As one instructor put it: great landing pages are born out of great content. And great advertising is born out of great products. Hopkins understood this better than almost anyone, which is why his work keeps finding new audiences long after he’s gone.
This Ad Collection Reveals 463 Examples of What Actually Worked
Studying theory gets you only so far. At some point, you need to see the work.

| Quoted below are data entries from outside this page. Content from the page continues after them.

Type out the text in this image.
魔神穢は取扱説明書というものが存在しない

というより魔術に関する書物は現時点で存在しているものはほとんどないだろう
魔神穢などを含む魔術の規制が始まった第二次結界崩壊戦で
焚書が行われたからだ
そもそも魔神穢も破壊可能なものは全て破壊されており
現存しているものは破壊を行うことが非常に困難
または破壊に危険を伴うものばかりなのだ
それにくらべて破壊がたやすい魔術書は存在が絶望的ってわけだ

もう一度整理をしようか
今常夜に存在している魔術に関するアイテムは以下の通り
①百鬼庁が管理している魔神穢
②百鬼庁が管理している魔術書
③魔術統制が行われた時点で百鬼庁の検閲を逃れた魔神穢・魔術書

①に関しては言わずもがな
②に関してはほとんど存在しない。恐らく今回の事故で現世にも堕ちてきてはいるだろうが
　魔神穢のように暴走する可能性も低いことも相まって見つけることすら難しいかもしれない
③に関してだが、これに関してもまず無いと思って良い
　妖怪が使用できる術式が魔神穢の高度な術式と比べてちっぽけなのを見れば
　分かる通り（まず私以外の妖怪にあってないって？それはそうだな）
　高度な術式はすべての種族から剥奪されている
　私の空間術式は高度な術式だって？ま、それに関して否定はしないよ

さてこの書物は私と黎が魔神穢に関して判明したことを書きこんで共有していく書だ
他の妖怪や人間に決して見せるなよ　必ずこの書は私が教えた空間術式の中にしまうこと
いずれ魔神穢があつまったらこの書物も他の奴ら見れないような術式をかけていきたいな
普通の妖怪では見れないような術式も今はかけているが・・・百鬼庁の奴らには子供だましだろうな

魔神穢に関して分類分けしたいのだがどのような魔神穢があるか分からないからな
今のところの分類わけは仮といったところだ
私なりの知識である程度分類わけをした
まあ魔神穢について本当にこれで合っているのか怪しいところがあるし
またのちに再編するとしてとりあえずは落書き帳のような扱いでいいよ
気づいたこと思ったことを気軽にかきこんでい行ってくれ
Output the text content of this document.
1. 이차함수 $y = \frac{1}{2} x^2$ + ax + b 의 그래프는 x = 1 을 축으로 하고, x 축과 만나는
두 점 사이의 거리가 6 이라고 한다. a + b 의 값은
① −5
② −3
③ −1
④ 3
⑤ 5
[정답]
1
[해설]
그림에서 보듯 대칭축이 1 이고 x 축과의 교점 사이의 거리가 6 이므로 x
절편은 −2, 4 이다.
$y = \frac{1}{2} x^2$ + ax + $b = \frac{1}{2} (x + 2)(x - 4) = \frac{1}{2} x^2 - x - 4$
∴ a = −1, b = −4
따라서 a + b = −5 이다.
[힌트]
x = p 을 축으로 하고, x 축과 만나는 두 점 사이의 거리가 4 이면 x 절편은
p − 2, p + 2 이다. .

A newly compiled archive of Claude Hopkins’ advertising campaigns, over 463 individual ads spanning 12 of his most successful clients, gives copywriters exactly that: a reference library of proven persuasion. The collection includes campaigns for Goodyear Tires, Palmolive Soap, Pepsodent Toothpaste, Van Camp’s food products, Quaker Oats, Schlitz Beer, and six other major brands.
What makes this archive valuable isn’t just the quantity. It’s the range. Hopkins worked across wildly different product categories, from automobiles to patent medicines, from canned beans to shaving cream. Each campaign required him to find the specific angle that would make that particular product irresistible to that particular audience.
The Schlitz campaign remains a case study in differentiation. Beer was a commodity. Every brewer used essentially the same process. But Hopkins visited the Schlitz brewery and wrote about the artesian wells, the cooling rooms, the plate-glass filtration systems. None of it was unique to Schlitz. Every brewery did similar things. But Schlitz was the first to explain it, and that explanation made Schlitz seem special.
For the Palmolive soap campaigns, Hopkins focused obsessively on the Cleopatra angle, linking everyday bathing to ancient beauty rituals. The Van Camp’s ads introduced serving suggestions and recipes, transforming pantry staples into meal solutions.
Each of these campaigns solved the same fundamental problem every modern marketer faces: how do you make someone care about something they weren’t thinking about five seconds ago? The tactics differ. The underlying psychology doesn’t.